502 Gateway Error Reports

Incident Report for Brillium

Postmortem

Background

On June 13 there was an outage event (very similar to the one on June 8), occurring between approximately 1300 UTC and 1800 UTC. This event only affected a portion of our customers.

Review of our data indicated that specific Amazon AWS cloud service communications between our server systems and authentication resources were failing sporadically during this period, and at times appeared to fail altogether. Our monitoring and system information shows that our systems repeatedly tried to communicate with external resources without success.

All systems became operational later in the day.

Unlike the previous event on June 8, this one was publicly reported by a few outlets and users on social media. Amazon’s own services appear to have been impacted by the event.

Steps taken:

We communicated our status and findings, as we learned them, to all customers via our status page
We provided additional details to customers through direct support communications.
We contacted Amazon AWS Support for additional information and confirmation of our findings.
We continued to closely monitor systems for a period after the event, to ensure ongoing stability.

Public Reports

Public reports of the Amazon outage can be found via the links below and these were shared with some customers:

Mitigation

As this event was external to our systems and outside of our control, no direct actions could have predicted or prevented the issues.

External network or Internet issues can and will affect access to our systems; however, these types of events are generally rare and often quickly resolved.

Posted Jun 19, 2022 - 18:14 EDT

Resolved

Monitoring shows that the issues have been addressed. A full report will be shared via the incident Post-Mortem.

Posted Jun 13, 2022 - 22:52 EDT

Monitoring

We are continuing to monitor activity. Initial results and testing are positive.

Posted Jun 13, 2022 - 15:18 EDT

Update

Brillium Systems are currently back in service. Our internal tests show the external networking is presently stable. We will continue to monitor.

Posted Jun 13, 2022 - 14:38 EDT

Update

Investigations continue. Currently, it does look like there is an issue with the network routing connecting our systems that is causing sporadic issues. Reports have begun to surface that other Amazon systems are experiencing downtime as well, although we do not know the extent of such issues or the relationship to our specific issue.

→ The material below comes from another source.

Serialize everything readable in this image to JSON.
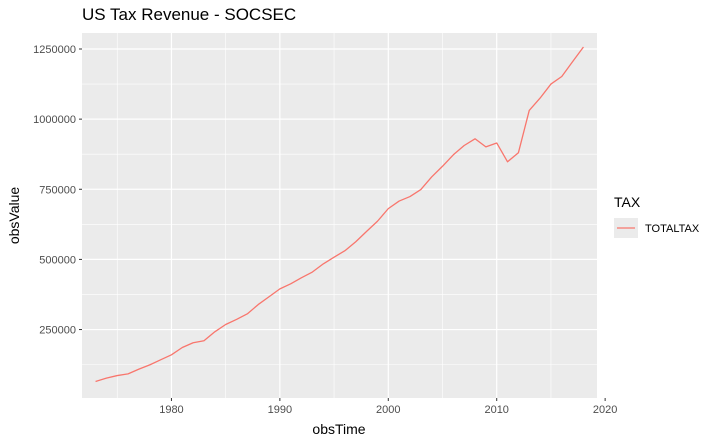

As these systems are outside of our control, our attempted workaround(s) did not sufficiently address the problem. We are currently assisting engineers in further diagnosis any way that we can, in an attempt to help address the issue in the most expedient way.

Posted Jun 13, 2022 - 14:19 EDT

Update

The system operations team is currently consulting with AWS engineers to determine the root cause of the issue.

Posted Jun 13, 2022 - 13:35 EDT

Update

We are receiving intermittent reports that some users are receiving 503 errors.

Posted Jun 13, 2022 - 12:19 EDT

Update

We are continuing to investigate this issue.

Posted Jun 13, 2022 - 12:17 EDT

Update

We have implemented a workaround to these issues. The systems are available and we continue to investigate and gather information surrounding the root cause.

Posted Jun 13, 2022 - 12:02 EDT

Update

The systems operations team is provisioning a possible workaround to the issue, while they continue to investigate. An additional status update will be posted in approximately 15 minutes.

Posted Jun 13, 2022 - 11:27 EDT

Update

We are continuing to investigate the issue

Posted Jun 13, 2022 - 11:03 EDT

Update

The system operations team is investigating whether an operating system level error used by some of the AWS cloud systems is potentially affecting services. Currently, the system monitoring of Brillium services does not indicate an issue that would be unusual.
Although this may lay outside of our direct control, the team is investigating any opportunity to mitigate the effect from our side.
We continue to investigate.

Posted Jun 13, 2022 - 10:43 EDT

Investigating

We are currently investigating 502 Gateway errors reported by a portion of our customers.

Posted Jun 13, 2022 - 10:39 EDT

This incident affected: API & Integrations (API), Administration (User Administration and Authentication, Partner Central Custom Administration), and Assessment Builder (Assessment Authoring).